O presidente da República evocou a importância nacional do castelo feirense e reconheceu que "é preciso que o Estado dê um sinal, por simbólico que seja, e que o Município dê outro sinal". Elogiando o papel da sociedade civil até aqui, através da Comissão de Vigilância, na preservação e recuperação deste património, incitou à mobilização de todos, em particular dos mecenas. "Aqui há condições para mecenato.

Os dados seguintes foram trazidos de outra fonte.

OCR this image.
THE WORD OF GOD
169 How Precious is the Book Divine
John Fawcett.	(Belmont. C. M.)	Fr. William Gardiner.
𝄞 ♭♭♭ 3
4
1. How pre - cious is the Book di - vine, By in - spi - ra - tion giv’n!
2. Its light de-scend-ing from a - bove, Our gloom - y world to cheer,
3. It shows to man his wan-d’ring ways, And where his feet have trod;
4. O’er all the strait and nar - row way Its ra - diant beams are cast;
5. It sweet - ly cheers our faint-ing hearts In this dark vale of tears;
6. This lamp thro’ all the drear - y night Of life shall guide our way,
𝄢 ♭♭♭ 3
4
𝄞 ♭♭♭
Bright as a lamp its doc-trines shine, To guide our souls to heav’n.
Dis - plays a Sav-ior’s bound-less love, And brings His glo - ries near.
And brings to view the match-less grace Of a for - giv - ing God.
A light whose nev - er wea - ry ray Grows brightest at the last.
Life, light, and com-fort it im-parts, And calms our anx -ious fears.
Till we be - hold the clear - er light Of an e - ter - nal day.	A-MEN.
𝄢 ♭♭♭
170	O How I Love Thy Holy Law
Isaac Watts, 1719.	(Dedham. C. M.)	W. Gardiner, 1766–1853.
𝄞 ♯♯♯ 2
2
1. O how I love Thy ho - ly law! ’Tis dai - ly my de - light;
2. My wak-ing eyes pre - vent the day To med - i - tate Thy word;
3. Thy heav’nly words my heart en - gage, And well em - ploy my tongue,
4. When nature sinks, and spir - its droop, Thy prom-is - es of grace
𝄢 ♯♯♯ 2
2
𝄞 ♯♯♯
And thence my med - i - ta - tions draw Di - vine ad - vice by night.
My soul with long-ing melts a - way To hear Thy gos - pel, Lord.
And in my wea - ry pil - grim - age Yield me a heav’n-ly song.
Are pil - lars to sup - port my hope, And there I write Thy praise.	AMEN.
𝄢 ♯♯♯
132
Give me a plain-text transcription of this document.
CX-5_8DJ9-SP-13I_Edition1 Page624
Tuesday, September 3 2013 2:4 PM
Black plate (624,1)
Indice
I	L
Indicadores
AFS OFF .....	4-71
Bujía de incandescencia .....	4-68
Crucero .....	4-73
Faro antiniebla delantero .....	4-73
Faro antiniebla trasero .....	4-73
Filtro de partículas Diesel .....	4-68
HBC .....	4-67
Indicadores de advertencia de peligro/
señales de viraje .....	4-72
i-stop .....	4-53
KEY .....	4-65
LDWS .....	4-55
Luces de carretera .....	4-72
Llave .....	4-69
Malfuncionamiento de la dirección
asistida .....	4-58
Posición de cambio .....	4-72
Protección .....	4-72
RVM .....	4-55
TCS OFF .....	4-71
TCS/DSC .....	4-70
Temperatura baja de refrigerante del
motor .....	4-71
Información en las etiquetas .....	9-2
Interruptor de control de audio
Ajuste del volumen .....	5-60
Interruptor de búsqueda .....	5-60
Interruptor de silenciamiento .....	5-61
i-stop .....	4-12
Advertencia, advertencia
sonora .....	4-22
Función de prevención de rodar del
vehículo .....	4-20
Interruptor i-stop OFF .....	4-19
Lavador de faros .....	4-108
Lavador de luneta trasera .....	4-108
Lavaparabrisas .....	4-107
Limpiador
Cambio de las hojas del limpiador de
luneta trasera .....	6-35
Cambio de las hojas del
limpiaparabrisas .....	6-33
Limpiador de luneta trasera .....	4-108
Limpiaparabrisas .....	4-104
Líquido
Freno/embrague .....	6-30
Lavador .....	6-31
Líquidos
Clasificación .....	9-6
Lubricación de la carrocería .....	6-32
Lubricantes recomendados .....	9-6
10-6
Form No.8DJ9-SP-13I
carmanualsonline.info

Estamos numa terra privilegiada. Uma terra de progresso, emprego, crescimento".

O mesmo fez o autarca Emídio Sousa, que apelou ao apoio das empresas. "Este castelo precisa rapidamente de obras. Há um ano constatámos que a muralha tem uma grande fissura. É um problema estrutural, que exige resposta urgente", sublinhou o presidente da Câmara, que destacou que a Câmara vai fazer "melhoramentos", "mas é necessário olhar para este património nacional".

Esta manhã comemorou-se os 110 anos da Comissão de Vigilância do Castelo da Feira, criada quase num grito de revolta pela comunidade em nome da preservação do ex-libris da cidade, iniciativa inovadora à época.